Netflix (NFLX) has increased its prices in the United States. Yes, the unthinkable has happened. With competition from Amazon, HBO and Hulu nipping at its heels, not to forget a budding Apple Music and YouTube Red, conventional wisdom in the Age of Amazon would be: go low (on price) to go high (on user base growth). But Netflix, the number one premium streaming video content provider, is going in the opposite direction. Why, and how could it affect further subscriber growth in the United States?
Netflix’ standard service now costs $10.99 monthly, an increase of $1.00, while the premium service now costs $13.99, an increase of $2.00. The price increase is not for existing customers: after all, they don’t want to trigger a slowdown in their subscription growth and happily hand over customers into the waiting hands of the competition. But the increase will eventually hit its present user base, as noted below.
According to a Netflix spokesperson, users will be notified of the new prices based on their billing cycle and will get 30 days notice before the changes takes effect.
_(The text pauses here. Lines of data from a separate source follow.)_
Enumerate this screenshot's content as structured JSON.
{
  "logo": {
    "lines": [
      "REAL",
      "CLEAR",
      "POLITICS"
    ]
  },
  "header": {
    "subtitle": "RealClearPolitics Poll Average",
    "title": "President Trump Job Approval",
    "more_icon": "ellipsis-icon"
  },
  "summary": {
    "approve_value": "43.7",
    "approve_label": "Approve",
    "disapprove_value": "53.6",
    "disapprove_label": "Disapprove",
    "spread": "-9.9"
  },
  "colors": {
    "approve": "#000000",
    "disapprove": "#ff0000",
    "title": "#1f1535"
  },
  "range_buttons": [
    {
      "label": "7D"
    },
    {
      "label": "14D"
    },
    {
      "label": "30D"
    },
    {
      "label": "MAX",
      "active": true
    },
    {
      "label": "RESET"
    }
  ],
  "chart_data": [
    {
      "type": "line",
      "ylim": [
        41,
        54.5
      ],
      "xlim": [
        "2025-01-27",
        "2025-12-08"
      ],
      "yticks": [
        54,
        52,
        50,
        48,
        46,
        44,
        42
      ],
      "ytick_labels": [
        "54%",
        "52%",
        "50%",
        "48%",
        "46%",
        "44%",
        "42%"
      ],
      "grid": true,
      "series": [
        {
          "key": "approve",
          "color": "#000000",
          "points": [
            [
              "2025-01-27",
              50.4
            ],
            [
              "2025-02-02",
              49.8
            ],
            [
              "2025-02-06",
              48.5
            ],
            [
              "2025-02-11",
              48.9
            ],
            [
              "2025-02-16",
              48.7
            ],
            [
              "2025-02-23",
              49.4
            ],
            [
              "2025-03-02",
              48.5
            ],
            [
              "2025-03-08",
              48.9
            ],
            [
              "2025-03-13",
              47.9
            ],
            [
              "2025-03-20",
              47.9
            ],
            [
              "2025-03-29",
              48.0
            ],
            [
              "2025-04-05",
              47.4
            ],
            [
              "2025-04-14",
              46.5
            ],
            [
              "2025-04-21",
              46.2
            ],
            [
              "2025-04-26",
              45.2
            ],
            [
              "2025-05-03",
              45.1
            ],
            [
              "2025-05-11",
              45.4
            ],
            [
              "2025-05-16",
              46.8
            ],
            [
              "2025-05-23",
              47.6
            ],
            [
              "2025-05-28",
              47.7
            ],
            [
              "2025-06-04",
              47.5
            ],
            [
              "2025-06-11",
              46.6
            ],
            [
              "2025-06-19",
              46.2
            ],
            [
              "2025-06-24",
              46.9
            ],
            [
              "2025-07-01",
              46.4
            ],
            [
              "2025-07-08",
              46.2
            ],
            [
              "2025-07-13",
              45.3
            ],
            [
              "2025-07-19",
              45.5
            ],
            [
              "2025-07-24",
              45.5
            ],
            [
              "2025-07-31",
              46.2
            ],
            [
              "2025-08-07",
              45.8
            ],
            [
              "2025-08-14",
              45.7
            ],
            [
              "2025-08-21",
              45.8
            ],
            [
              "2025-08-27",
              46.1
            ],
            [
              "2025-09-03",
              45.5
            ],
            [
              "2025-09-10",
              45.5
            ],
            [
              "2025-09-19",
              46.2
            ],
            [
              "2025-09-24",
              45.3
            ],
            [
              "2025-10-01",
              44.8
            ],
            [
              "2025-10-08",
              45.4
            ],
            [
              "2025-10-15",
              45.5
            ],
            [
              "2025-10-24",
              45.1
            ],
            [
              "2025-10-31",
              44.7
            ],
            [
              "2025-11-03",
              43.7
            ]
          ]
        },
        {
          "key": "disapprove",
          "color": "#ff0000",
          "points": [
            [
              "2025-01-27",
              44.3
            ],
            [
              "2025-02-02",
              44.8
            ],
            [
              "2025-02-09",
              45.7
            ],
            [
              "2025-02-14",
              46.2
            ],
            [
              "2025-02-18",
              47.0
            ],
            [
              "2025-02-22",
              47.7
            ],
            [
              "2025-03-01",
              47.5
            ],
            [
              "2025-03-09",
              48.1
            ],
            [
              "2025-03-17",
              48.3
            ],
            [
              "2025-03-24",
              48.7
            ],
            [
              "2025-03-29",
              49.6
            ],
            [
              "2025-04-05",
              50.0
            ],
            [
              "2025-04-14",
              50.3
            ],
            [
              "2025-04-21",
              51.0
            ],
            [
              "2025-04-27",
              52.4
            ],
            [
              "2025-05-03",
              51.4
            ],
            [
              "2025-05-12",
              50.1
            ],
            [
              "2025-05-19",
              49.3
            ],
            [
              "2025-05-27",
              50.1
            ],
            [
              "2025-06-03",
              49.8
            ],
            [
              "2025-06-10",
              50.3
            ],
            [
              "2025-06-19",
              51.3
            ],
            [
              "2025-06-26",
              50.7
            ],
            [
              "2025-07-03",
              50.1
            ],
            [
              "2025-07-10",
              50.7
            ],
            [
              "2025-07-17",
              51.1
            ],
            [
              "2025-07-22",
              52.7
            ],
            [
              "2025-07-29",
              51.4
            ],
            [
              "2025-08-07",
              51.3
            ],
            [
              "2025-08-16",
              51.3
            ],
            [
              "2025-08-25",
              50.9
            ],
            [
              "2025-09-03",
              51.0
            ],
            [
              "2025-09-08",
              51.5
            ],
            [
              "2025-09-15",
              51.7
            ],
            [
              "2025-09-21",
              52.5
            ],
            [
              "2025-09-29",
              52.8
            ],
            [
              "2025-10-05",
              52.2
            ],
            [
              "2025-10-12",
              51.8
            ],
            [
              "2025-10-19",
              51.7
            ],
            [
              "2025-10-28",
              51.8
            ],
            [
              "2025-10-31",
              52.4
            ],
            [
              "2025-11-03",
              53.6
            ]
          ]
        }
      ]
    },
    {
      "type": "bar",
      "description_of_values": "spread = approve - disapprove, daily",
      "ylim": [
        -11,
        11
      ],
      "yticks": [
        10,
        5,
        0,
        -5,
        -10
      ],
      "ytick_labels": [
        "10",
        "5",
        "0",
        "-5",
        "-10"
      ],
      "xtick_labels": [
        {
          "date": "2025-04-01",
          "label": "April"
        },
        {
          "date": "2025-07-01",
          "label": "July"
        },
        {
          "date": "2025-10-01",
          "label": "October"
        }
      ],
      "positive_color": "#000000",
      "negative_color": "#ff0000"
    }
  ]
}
Netflix will begin notifying members of the change on October 19. The price increase for new customers in the U.S. became effective on Thursday. – CNN
It is indeed a risky move, but one that also gives us a clear view into how Netflix is looking at its home market. The competition in the streaming video on demand (SVOD) market is red hot in the United States. One by one, major tech players – read Apple, Facebook and Google – have jumped into the space, and all three companies have announced their plans to produce original content as well.
But Netflix is not just a streaming video provider, they are the streaming video provider, the clear number one in the market. As of June 2017, Netflix had 50.32 million paid subscribers in the United States, more than the number of customers the largest cable companies now have ($48.61 million).
As you can see from the graph above, customers are not that happy with their cable TV subscriptions, and the “cord-cutting” has accelerated in the last two years. But a large portion of this consumer base already has streaming video subscriptions. Besides, how many more customers can Netflix add in a country with 125 million households and 94 million broadband users, when it’s already covered such a large swathe?
The high levels of penetration and the greater number of deep-pocketed competitors are only going to make new subscriber additions that much harder for Netflix, and its only going to get worse with each passing year.
Netflix is now trying to swing the other way and make as much money as possible from existing users, while simultaneously ploughing as much money as it can into original programming to make its content stand out from the competition’s. And they want to do all of that before their budding competitors can get their acts together.
This does push Netflix further into the top-end of the streaming video segment, a bit further ahead than its already-premium positioning. But Netflix thinks its better to stay at the top and stand out of from crowd in order to hold on to its 50+ million customer base in the U.S., even if that means a slowdown in new subscriber acquisition in that market.
It’s a difficult choice, but Netflix has firmly made the decision. Let’s watch and see how users react to the change.